Einen Feinherben von „Jungwinzer“ Günther Jauch gibt es zum Zwischengang. Der 2016er Riesling vom Weingut Von Orthegraven besticht durch eine dezente Süße und kommt bei einer Trinktemperatur von 10 bis 12 Grad sehr gut zur Geltung. Man kann ihn in einem kleinen Sherryglas servieren.

Hauptgang

Etwas Kräftiges aus Spanien, so lautet der Tipp zum Hauptgang aus Ente, Wild oder Rind.
Das Priorat ist ein kleines Anbaugebiet mit besonderen Rebsorten, die im Mittelmehrklima sehr gehaltvolle Trauben hervorbringen. Der bei Stammkunden sehr geschätzte Noster Inicial bringt tiefes Granatrot ins Glas. Er ist im Eichenfass ausgebaut und schmeckt nach Noten von Kirschen und Gewürzen. Der kräftige Rotwein sollte lieber etwas kälter (16 bis 18 Grad) ausgeschenkt werden, da er im gemütlichen Wohnzimmer schnell warm wird.
Eine Alternative wäre eine Gutsabfüllung aus dem Hause Pawis. Der Blaue Zweigelt, der das VDP-Prädikat trägt, besticht mit Aromen von dunklen Beeren und Backpflaumen. Er wird ebenfalls mit einer Trinktemperatur von 16 bis 18 Grad genossen.

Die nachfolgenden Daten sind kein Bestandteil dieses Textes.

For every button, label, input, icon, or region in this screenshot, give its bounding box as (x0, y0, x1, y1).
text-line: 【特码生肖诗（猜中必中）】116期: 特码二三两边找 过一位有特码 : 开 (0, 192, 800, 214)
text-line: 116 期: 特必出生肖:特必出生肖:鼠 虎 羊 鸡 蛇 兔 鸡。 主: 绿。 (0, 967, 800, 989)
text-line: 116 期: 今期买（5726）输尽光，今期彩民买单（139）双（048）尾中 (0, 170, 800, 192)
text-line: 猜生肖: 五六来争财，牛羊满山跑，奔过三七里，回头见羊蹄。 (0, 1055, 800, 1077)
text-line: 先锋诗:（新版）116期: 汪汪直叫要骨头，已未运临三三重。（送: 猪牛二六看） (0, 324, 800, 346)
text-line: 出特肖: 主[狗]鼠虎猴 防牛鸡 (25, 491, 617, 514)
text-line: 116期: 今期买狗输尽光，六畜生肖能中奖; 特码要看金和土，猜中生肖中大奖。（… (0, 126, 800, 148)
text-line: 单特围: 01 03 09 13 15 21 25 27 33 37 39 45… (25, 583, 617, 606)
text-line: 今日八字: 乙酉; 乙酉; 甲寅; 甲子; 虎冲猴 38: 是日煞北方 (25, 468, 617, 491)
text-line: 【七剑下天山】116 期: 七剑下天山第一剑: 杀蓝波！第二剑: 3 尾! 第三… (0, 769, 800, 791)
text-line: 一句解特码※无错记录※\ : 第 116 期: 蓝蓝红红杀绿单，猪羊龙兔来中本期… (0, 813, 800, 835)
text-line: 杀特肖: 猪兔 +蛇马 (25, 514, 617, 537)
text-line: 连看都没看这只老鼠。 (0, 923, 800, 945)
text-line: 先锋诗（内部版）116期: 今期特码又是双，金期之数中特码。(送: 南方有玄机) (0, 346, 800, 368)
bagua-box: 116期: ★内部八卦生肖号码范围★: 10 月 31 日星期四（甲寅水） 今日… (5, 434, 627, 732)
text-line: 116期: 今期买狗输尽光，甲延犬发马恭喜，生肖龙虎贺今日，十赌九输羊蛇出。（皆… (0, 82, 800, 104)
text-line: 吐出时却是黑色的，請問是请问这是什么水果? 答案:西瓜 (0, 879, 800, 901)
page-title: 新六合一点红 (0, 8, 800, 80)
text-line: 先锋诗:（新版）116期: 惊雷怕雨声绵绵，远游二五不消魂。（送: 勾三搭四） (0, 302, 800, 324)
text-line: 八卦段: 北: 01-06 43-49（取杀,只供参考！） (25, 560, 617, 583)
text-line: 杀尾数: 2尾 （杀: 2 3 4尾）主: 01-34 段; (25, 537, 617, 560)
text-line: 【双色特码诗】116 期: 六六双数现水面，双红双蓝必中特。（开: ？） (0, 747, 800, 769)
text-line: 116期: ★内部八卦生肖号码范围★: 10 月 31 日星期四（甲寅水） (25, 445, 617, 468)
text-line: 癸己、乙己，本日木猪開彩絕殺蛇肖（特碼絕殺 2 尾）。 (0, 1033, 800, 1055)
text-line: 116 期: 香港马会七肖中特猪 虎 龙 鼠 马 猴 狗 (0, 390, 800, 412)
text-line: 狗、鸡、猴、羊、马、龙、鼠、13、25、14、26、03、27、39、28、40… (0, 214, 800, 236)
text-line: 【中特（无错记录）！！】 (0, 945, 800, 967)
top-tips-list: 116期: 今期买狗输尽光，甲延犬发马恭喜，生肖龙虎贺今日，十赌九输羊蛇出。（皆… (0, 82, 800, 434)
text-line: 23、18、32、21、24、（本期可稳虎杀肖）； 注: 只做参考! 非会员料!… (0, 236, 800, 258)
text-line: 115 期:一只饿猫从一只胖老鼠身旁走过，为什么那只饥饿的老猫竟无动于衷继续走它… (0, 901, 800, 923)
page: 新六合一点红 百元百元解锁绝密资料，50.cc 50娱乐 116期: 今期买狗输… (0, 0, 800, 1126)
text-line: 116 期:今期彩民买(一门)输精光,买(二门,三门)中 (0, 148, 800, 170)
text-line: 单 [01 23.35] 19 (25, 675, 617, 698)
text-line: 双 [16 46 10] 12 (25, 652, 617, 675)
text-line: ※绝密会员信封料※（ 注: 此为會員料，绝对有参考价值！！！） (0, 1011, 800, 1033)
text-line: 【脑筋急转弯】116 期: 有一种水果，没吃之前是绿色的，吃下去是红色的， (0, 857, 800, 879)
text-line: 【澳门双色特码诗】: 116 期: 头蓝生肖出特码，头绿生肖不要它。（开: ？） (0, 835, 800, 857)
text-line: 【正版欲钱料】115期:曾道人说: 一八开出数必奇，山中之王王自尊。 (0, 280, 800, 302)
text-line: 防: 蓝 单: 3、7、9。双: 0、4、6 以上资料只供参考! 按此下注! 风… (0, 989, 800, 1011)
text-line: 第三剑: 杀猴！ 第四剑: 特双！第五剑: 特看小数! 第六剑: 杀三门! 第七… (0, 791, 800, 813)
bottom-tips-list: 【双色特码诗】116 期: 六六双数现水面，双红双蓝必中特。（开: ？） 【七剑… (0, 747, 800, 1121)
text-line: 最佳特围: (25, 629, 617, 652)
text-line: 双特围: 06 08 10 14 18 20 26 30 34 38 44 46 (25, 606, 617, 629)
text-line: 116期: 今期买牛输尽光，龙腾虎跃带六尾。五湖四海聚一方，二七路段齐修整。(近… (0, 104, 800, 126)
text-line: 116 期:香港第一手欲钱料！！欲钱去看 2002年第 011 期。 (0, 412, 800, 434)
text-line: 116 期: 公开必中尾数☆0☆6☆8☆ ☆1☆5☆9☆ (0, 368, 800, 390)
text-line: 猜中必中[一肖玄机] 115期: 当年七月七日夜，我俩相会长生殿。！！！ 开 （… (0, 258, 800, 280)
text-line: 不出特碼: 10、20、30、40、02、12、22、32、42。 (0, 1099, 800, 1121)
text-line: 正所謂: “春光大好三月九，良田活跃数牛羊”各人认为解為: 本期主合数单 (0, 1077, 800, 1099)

Zu Fisch oder Geflügel (weiß)

Dazu könnte ein schöner Rosé sehr gut passen. Gödeckes entscheiden sich aber für einen Weißen Burgunder vom Weingut Pawis. Der nach reifen Früchten und Aprikose duftende Wein gedeiht im „Zscheiplitzer Himmelreich“, einer Südlage mit himmlischem Blick auf den Talkessel der Unstrut. Ihn sollte man mit 10 Grad Trinktemperatur genießen.

Dessert

Einen kostbaren, aber dennoch erschwinglichen Tropfen gibt es zum Nachtisch: Und zwar einen Eiswein vom Weingut Nachtgold in Rheinhessen. Um einen Eiswein ernten zu können, geht der Winzer ein nicht unerhebliches Risiko ein. Die Trauben werden extra lange an den Weinstöcken gelassen. Bei sieben bis acht Grad Minus müssen sie schleunigst geerntet und noch gefroren gekeltert werden. Die Weinspezialität wird in kleinen Gläsern bei 12 bis 14 Grad Trinktemperatur genossen. Kälter darf der Eiswein nicht sein, da sich sonst die Aromen und seine angenehme Süße nicht entfalten können.